I sat cross-legged on my bed, my Math textbook on one side of me, my History book on the other. In my ears, the Movie Mashup podcast was playing. My attempt at multitasking wasn’t going well.

Jerry, the podcast host, was saying, “The problem: They made the monster talk. They turned him from a horrific monster à la Alien to the relatable, sympathetic monster of E.T. who just needed to be sent back to his motherland. It wasn’t scary. I found myself rooting for the misunderstood monster. And when they blow his head off in the end, I was angry. Listeners? Agree or disagree?”

Jerry hosted the show by himself. He occasionally took a caller. He played sound bites of movies, did reviews, and rarely had anything good to say about them. I wondered why he watched them at all, when he hadn’t liked a single one so far. Half the time he made me question whether I had really liked a movie I had seen, but he was funny, so I could forgive him.

My mom appeared in my doorway.

“Hey,” she said with a smile. “Listening to a new podcast?”

I tugged my earbuds out and nodded. “I know it doesn’t technically count as homework,” I said. But Wednesday was nearly here again, and I didn’t feel like anything would be different than the week before without some extra preparing.

“It’s okay,” Mom said. “You seem to be having a good time in that class.”

It had been more stressful than fun, but that wouldn’t prove the point that I wanted to eventually make to my parents: that I could love something else and still choose the lake.

“Yeah, it’s … different,” I said.

Mom smiled. “I listened to your second podcast yesterday. It was good.”

“I still have some work to do.”

“I just hope you’re not getting graded on the amount of words you say per episode.” Mom winked at me, as if it was a joke, but it felt like her passive-aggressive way of telling me I needed to talk more. I didn’t need her to tell me; I already knew.

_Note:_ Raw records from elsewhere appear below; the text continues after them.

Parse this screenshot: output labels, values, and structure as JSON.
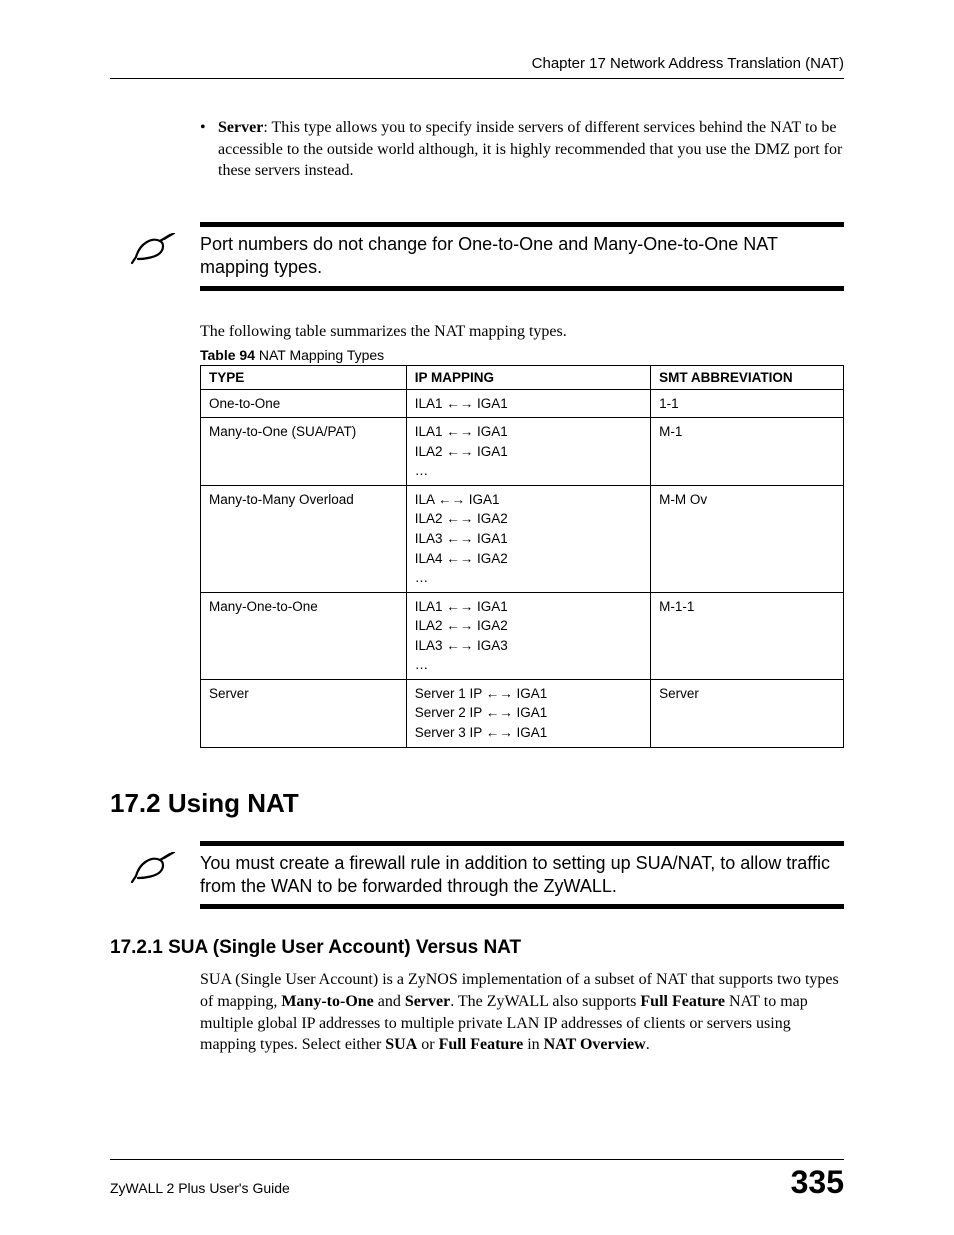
{
  "header": {
    "chapter_line": "Chapter 17 Network Address Translation (NAT)"
  },
  "bullet": {
    "label": "Server",
    "text": ": This type allows you to specify inside servers of different services behind the NAT to be accessible to the outside world although, it is highly recommended that you use the DMZ port for these servers instead."
  },
  "note1": {
    "text": "Port numbers do not change for One-to-One and Many-One-to-One NAT mapping types."
  },
  "table_intro": "The following table summarizes the NAT mapping types.",
  "table_caption_prefix": "Table 94",
  "table_caption_title": "   NAT Mapping Types",
  "table": {
    "columns": [
      "TYPE",
      "IP MAPPING",
      "SMT ABBREVIATION"
    ],
    "rows": [
      {
        "type": "One-to-One",
        "mapping": [
          "ILA1 ←→ IGA1"
        ],
        "abbr": "1-1"
      },
      {
        "type": "Many-to-One (SUA/PAT)",
        "mapping": [
          "ILA1 ←→ IGA1",
          "ILA2 ←→ IGA1",
          "…"
        ],
        "abbr": "M-1"
      },
      {
        "type": "Many-to-Many Overload",
        "mapping": [
          "ILA ←→ IGA1",
          "ILA2 ←→ IGA2",
          "ILA3 ←→ IGA1",
          "ILA4 ←→ IGA2",
          "…"
        ],
        "abbr": "M-M Ov"
      },
      {
        "type": "Many-One-to-One",
        "mapping": [
          "ILA1 ←→ IGA1",
          "ILA2 ←→ IGA2",
          "ILA3 ←→ IGA3",
          "…"
        ],
        "abbr": "M-1-1"
      },
      {
        "type": "Server",
        "mapping": [
          "Server 1 IP ←→ IGA1",
          "Server 2 IP ←→ IGA1",
          "Server 3 IP ←→ IGA1"
        ],
        "abbr": "Server"
      }
    ]
  },
  "section_h2": "17.2  Using NAT",
  "note2": {
    "text": "You must create a firewall rule in addition to setting up SUA/NAT, to allow traffic from the WAN to be forwarded through the ZyWALL."
  },
  "section_h3": "17.2.1  SUA (Single User Account) Versus NAT",
  "para": {
    "p1a": "SUA (Single User Account) is a ZyNOS implementation of a subset of NAT that supports two types of mapping, ",
    "p1b": "Many-to-One",
    "p1c": " and ",
    "p1d": "Server",
    "p1e": ". The ZyWALL also supports ",
    "p1f": "Full Feature",
    "p1g": " NAT to map multiple global IP addresses to multiple private LAN IP addresses of clients or servers using mapping types. Select either ",
    "p1h": "SUA",
    "p1i": " or ",
    "p1j": "Full Feature",
    "p1k": " in ",
    "p1l": "NAT Overview",
    "p1m": "."
  },
  "footer": {
    "guide": "ZyWALL 2 Plus User's Guide",
    "page": "335"
  },
  "colors": {
    "text": "#000000",
    "background": "#ffffff",
    "rule": "#000000"
  },
  "fonts": {
    "serif": "Times New Roman",
    "sans": "Arial"
  }
}
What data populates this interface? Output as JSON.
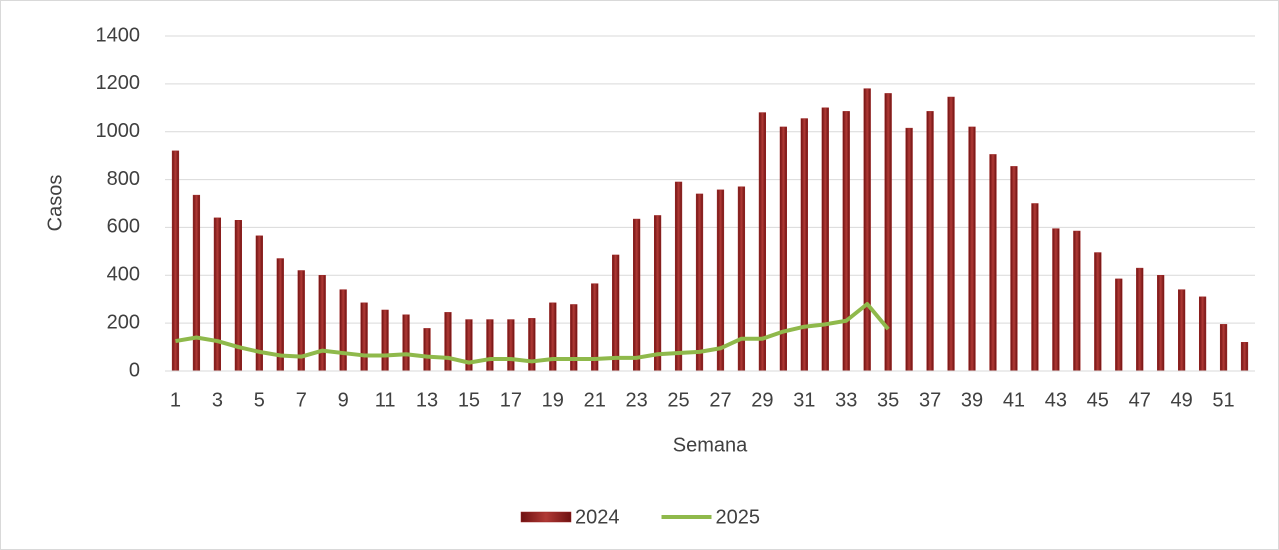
{
  "chart_data": {
    "type": "bar",
    "x_label": "Semana",
    "y_label": "Casos",
    "categories": [
      1,
      null,
      3,
      null,
      5,
      null,
      7,
      null,
      9,
      null,
      11,
      null,
      13,
      null,
      15,
      null,
      17,
      null,
      19,
      null,
      21,
      null,
      23,
      null,
      25,
      null,
      27,
      null,
      29,
      null,
      31,
      null,
      33,
      null,
      35,
      null,
      37,
      null,
      39,
      null,
      41,
      null,
      43,
      null,
      45,
      null,
      47,
      null,
      49,
      null,
      51,
      null
    ],
    "series": [
      {
        "name": "2024",
        "type": "bar",
        "color": "#9b2423",
        "values": [
          920,
          735,
          640,
          630,
          565,
          470,
          420,
          400,
          340,
          285,
          255,
          235,
          178,
          245,
          215,
          215,
          215,
          220,
          285,
          278,
          365,
          485,
          635,
          650,
          790,
          740,
          757,
          770,
          1080,
          1020,
          1055,
          1100,
          1085,
          1180,
          1160,
          1015,
          1085,
          1145,
          1020,
          905,
          855,
          700,
          595,
          585,
          495,
          385,
          430,
          400,
          340,
          310,
          195,
          120
        ]
      },
      {
        "name": "2025",
        "type": "line",
        "color": "#8fb94b",
        "values": [
          125,
          140,
          125,
          100,
          80,
          65,
          60,
          85,
          75,
          65,
          65,
          70,
          60,
          55,
          35,
          50,
          50,
          40,
          50,
          50,
          50,
          55,
          55,
          70,
          75,
          80,
          95,
          135,
          135,
          165,
          185,
          195,
          210,
          280,
          175,
          null,
          null,
          null,
          null,
          null,
          null,
          null,
          null,
          null,
          null,
          null,
          null,
          null,
          null,
          null,
          null,
          null
        ]
      }
    ],
    "ylim": [
      0,
      1400
    ],
    "yticks": [
      0,
      200,
      400,
      600,
      800,
      1000,
      1200,
      1400
    ],
    "grid": true,
    "legend": "bottom"
  }
}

“Well, I better get back to this.” I held up an earbud.

“Good luck.”

As I walked through the parking lot the next morning, I saw a guy holding a poster next to a car filled with balloons. Had someone driven that thing with all those balloons in it? That didn’t seem safe. The poster read: It took a lot of hot air to ask you to the Fall Festival. Please don’t deflate me with a no. A girl read the poster with both hands over her mouth. Then she squealed and threw her arms around the boy’s neck.

“Isn’t that sweet?” Alana said, coming up beside me with her bookbag on one shoulder.

“Nothing says sweet like using ‘hot air’ in a sentence.”

“How did Hunter ask you last year? I forgot.”

“He walked up to me while I was getting my Math book out of my locker and said, ‘So … Fall Festival?’ ”

Alana snorted. “And you said yes to that?”